FORM-Make A and B of equal length. Try section A as the poem, and section B as the contrasting material.
- Choose AB, AABA, AABB, or ABAB. Within the form, use one of the following choices at a time.
- Make the A and B patterns melodic, harmonic, or both.
- If the A section is melodic, try making the B section strictly harmonic.
- Select a different tonal center (or emphasis) for the B section, still using the same three tones.
- In the B section, change the touch, or dynamics, or tempo, etc.
- Describe elements of a picture impressionistically, through sound.
- Play one sound impression in section A.
- Play a different sound impression for section B.

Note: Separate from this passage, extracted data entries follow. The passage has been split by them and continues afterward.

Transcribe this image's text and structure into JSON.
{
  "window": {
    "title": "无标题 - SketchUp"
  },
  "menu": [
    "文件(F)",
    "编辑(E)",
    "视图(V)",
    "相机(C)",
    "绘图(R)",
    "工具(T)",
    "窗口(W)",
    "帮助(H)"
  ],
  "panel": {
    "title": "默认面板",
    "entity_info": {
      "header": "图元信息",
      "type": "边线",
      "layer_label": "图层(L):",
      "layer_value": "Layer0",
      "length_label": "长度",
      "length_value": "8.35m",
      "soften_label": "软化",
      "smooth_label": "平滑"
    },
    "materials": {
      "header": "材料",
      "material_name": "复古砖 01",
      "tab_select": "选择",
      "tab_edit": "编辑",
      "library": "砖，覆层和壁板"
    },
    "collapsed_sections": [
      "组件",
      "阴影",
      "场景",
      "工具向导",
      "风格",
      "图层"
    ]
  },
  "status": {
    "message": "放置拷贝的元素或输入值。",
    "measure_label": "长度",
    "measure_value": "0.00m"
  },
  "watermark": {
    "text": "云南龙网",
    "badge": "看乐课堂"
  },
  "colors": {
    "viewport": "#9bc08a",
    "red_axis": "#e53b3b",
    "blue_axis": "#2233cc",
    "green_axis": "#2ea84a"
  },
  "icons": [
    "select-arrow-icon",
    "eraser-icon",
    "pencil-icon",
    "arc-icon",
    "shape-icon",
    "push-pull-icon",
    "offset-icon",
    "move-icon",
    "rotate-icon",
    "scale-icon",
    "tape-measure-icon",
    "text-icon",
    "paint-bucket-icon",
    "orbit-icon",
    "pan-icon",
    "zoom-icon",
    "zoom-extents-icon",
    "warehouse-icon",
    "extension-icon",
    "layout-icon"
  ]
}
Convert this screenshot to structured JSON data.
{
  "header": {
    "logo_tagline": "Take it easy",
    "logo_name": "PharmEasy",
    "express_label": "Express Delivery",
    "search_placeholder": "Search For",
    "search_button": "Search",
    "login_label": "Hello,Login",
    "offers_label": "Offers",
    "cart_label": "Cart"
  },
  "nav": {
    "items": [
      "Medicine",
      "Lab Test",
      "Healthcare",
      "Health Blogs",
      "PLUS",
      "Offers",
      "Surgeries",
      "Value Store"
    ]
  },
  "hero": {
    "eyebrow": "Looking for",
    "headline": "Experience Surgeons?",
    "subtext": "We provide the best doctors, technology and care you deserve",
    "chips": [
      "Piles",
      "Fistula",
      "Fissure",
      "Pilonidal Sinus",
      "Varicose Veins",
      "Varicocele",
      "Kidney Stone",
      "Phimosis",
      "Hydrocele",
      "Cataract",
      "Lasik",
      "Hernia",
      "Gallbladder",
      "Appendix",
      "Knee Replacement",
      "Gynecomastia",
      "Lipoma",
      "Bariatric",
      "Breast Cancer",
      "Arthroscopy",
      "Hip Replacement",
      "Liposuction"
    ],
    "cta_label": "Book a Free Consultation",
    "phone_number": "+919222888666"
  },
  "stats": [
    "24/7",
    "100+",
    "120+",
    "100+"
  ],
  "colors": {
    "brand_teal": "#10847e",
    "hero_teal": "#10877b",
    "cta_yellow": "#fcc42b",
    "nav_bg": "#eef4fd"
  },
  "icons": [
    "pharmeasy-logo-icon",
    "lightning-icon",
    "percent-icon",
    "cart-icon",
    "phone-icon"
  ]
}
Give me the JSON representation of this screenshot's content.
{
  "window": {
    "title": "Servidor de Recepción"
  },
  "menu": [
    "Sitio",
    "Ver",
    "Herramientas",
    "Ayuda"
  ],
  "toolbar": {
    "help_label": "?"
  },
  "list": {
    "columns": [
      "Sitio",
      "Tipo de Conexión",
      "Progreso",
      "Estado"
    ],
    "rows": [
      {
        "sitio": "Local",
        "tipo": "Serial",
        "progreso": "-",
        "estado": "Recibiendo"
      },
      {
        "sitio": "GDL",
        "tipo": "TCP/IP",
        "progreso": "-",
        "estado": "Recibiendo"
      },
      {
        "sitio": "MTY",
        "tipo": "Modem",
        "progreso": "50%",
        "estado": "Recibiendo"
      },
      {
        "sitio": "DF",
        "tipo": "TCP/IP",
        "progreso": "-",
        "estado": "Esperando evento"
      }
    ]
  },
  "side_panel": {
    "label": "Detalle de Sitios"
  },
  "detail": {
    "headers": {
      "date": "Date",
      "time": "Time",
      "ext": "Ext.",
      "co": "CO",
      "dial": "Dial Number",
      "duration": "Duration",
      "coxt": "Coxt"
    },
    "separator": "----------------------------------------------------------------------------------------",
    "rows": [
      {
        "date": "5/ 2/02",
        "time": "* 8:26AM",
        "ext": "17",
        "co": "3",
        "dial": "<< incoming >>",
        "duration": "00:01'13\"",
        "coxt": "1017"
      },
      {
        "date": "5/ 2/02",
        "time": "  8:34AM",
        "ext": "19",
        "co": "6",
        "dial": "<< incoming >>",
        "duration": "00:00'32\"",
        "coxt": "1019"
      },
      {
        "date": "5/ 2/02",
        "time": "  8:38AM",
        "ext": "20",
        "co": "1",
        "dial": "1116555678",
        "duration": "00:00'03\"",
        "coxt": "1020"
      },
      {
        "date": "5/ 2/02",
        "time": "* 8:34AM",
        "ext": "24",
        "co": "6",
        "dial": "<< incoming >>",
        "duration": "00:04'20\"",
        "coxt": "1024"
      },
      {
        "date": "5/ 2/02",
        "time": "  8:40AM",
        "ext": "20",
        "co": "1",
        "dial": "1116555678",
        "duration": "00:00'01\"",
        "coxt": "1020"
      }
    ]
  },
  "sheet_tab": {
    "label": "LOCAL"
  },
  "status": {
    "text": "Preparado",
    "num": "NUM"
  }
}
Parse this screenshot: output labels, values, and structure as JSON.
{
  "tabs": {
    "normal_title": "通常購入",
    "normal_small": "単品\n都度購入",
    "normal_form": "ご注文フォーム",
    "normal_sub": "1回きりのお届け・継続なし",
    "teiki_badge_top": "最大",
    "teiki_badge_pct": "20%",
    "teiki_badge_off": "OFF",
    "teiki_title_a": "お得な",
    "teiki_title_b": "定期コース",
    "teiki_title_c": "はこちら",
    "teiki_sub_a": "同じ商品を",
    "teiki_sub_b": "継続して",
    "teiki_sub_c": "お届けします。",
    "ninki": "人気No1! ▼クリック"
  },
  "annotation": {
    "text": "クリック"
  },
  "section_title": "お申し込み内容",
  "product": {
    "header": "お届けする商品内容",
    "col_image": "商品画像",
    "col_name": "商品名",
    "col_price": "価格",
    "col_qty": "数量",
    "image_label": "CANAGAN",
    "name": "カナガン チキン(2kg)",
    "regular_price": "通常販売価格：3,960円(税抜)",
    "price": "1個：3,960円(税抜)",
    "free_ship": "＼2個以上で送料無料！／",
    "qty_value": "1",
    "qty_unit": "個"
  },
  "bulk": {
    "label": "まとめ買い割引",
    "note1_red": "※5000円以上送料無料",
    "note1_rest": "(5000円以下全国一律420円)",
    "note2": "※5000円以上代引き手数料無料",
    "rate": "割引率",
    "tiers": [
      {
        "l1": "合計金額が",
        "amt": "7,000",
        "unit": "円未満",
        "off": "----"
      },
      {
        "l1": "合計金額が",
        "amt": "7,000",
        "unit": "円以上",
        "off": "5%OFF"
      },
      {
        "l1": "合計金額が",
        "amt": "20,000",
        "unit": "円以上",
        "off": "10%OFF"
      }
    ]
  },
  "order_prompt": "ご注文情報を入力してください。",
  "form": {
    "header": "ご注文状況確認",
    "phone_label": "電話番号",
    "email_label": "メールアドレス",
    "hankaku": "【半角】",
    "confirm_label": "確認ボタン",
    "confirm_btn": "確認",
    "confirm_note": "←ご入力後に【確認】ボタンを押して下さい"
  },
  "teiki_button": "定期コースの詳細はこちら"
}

- Try weaving both ideas together in a section C.
5. Evaluate your work.
To prevent problems, keep to the skeleton (the poem-rhythm and the three designated notes). Try to move farther out with more and more experimentation, but return to the skeleton when the thread starts to vanish.
To keep yourself improvising, notice how you feel when you have finished an improvisation. If you have fully concentrated on the activity, you will feel refreshed, maybe elated. (Psychologist Abraham Maslow has characterized this creative euphoria as a “peak experience.”)
Historical Perspective.
There is some evidence that early peoples may have used three-tone melodies. Such music has been recorded in Chile, Bali, and India. Hungarian composers Bela Bartok and Zoltan Kodaly, studying Hungarian folk music, noted three-tone melodies in use by children, and hypothesized they were remnants of ancient pre-pentatonic music.
Contemporary musicians have noted the value of music “microsystems,” such as the three-tone melody, in making music accessible. Kodaly and Orff have integrated three-tone melodies into their teaching methods. Contemporary “minimalist” composers, such as Philip Glass, Carl Orff, and John Adams, have focused on microsystems of music to invigorate and structure new classical music.
Three-tone motifs have been prominent in such diverse contemporary works as jazz musician John Coltrane’s A Love Supreme, and Czech-American composer Vaclau Nelhybel’s Etude Symphonique.